People were standing, and being ushered out of the church. The organ was playing long, flabby notes that drowsily floated to the floor. We went outside, and the sky had clouded over a bit although it was punctuated with little flecks of blue. People had reverted to the low level murmur of a far away train. Hisses and tshks, hums and ahs. We walked over to a budding oak in the grounds. There was a scant glance between R____ and her mother and father.  Who seemed to nod at each other imperceptibly and then move on.


‘I suppose over the course of your life you change so totally that you don’t know who you are anymore at the end. The cumulative weight of our lives caves into our brains. Life, and all those series of insignificant moments, are all you have. My Gran became the new curtains in the living room. She was moved to a home, and so she became a resident of that home. Nothing more. At the end all that was left for her was the taste of chocolate, probably her last memory, her last thought. And that happened in the morning, and she probably only vaguely had that.’

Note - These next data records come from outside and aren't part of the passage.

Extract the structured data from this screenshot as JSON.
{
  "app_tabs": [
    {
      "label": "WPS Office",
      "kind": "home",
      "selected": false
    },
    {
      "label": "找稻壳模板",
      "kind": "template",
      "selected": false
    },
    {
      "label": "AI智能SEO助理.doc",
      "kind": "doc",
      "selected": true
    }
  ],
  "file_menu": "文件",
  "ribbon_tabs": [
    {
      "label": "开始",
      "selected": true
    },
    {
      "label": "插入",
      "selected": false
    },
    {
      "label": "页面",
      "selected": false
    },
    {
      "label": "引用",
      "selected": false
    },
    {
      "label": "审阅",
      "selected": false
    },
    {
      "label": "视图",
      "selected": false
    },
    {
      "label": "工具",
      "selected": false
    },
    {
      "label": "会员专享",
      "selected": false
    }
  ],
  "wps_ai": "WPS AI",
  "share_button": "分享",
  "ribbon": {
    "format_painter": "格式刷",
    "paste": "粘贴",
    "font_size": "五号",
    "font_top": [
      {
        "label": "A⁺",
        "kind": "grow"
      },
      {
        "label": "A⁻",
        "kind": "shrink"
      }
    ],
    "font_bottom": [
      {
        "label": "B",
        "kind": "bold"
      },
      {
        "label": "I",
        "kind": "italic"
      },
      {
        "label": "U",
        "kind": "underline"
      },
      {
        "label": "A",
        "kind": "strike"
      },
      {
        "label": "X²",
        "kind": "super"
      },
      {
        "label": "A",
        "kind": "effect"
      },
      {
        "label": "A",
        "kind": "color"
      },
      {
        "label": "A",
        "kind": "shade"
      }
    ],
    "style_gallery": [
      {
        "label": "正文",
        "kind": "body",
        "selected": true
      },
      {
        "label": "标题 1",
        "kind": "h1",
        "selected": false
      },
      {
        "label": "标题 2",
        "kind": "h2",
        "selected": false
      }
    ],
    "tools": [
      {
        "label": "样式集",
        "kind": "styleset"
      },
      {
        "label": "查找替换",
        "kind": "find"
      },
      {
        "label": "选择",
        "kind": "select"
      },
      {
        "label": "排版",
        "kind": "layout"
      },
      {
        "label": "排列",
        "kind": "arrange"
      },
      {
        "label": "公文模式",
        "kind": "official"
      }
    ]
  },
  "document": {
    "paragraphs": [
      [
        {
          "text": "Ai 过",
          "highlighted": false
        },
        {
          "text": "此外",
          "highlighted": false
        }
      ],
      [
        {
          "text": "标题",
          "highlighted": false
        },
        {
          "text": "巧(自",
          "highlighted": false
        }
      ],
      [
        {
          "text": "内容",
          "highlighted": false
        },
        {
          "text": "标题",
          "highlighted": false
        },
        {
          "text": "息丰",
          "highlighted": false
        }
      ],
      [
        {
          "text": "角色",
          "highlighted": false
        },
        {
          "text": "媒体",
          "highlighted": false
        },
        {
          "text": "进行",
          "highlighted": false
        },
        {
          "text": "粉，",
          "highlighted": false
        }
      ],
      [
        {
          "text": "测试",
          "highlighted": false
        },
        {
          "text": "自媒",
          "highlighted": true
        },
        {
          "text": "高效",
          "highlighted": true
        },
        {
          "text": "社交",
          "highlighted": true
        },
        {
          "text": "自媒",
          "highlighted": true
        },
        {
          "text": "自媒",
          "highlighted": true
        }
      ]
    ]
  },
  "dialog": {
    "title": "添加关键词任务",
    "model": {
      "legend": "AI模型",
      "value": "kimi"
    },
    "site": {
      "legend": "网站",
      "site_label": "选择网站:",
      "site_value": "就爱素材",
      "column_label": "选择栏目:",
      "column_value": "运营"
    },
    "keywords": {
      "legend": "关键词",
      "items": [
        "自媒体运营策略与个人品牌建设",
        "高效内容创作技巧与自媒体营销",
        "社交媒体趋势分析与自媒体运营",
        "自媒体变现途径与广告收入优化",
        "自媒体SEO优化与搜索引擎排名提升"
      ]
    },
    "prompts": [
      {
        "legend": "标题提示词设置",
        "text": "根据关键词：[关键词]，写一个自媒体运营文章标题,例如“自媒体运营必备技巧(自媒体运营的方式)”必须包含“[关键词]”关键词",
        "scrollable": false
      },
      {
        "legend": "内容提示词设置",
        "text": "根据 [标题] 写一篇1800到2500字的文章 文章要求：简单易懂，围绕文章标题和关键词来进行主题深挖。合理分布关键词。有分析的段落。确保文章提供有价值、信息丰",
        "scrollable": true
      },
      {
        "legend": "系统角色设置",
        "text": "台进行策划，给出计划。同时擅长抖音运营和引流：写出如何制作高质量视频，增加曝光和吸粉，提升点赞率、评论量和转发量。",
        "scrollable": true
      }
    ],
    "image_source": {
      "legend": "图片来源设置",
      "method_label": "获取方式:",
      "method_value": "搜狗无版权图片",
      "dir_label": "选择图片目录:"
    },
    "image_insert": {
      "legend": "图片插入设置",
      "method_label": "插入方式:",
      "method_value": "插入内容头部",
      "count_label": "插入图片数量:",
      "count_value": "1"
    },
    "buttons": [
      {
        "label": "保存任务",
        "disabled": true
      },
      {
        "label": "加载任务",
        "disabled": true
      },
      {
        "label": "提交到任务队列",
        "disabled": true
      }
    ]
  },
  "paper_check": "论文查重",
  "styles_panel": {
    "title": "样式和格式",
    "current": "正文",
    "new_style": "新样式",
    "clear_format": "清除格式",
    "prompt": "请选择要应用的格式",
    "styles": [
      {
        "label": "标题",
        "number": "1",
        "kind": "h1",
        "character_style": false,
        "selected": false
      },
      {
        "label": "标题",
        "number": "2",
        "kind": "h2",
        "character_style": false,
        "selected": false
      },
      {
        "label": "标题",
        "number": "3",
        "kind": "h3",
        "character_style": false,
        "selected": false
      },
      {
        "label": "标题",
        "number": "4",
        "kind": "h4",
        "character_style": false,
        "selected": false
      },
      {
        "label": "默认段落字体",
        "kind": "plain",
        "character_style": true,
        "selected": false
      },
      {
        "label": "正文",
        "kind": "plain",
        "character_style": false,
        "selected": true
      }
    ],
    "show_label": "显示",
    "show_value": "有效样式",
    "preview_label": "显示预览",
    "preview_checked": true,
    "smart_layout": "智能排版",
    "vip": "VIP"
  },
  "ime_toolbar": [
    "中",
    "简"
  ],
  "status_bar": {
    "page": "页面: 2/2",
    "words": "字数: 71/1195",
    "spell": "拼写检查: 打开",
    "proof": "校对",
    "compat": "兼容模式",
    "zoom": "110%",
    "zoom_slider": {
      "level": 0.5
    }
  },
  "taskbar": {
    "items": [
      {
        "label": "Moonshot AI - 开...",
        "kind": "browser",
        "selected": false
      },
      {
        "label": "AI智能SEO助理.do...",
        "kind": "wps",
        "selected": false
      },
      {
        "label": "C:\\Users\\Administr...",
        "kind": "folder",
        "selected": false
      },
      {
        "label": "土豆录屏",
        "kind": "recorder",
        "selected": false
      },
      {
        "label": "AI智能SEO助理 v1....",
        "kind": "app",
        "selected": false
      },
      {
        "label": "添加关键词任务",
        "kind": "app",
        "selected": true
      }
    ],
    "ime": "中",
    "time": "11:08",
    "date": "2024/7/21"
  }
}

Someone was coming over. It was R____’s father. ‘R____, who is your friend?’


‘This is A____, a close friend of mine’


‘Mmmm, your mother asks if you are coming to the wake.’


‘No, I don’t think so.’


‘Ok.’ And with that her father left.


R____ continued, as if the last exchange didn’t happen.


‘Those little moments get quicker I imagine at the end.  A torrent you can’t swim in. It washes over you and your mind is taken from you. I wonder how much she knew at the end. Whether she could remember anything. Did her life flash before her, or did she just give in to the blackness? Did she feel sad that she couldn’t remember her life before? Or maybe she was glad? Glad it was all over.’


R____ stopped, and I knew instinctively that she wasn’t going to speak again for the rest of the day. I guessed the day must have been very hard. I was never going to press her regarding her family. Her relationship with them was hers, not mine. I realised she barely knew me as much as I didn’t know her. But now I did. Through her Gran I seemed to know her better than a million phone calls. I put my arm around her, and it didn’t hurt.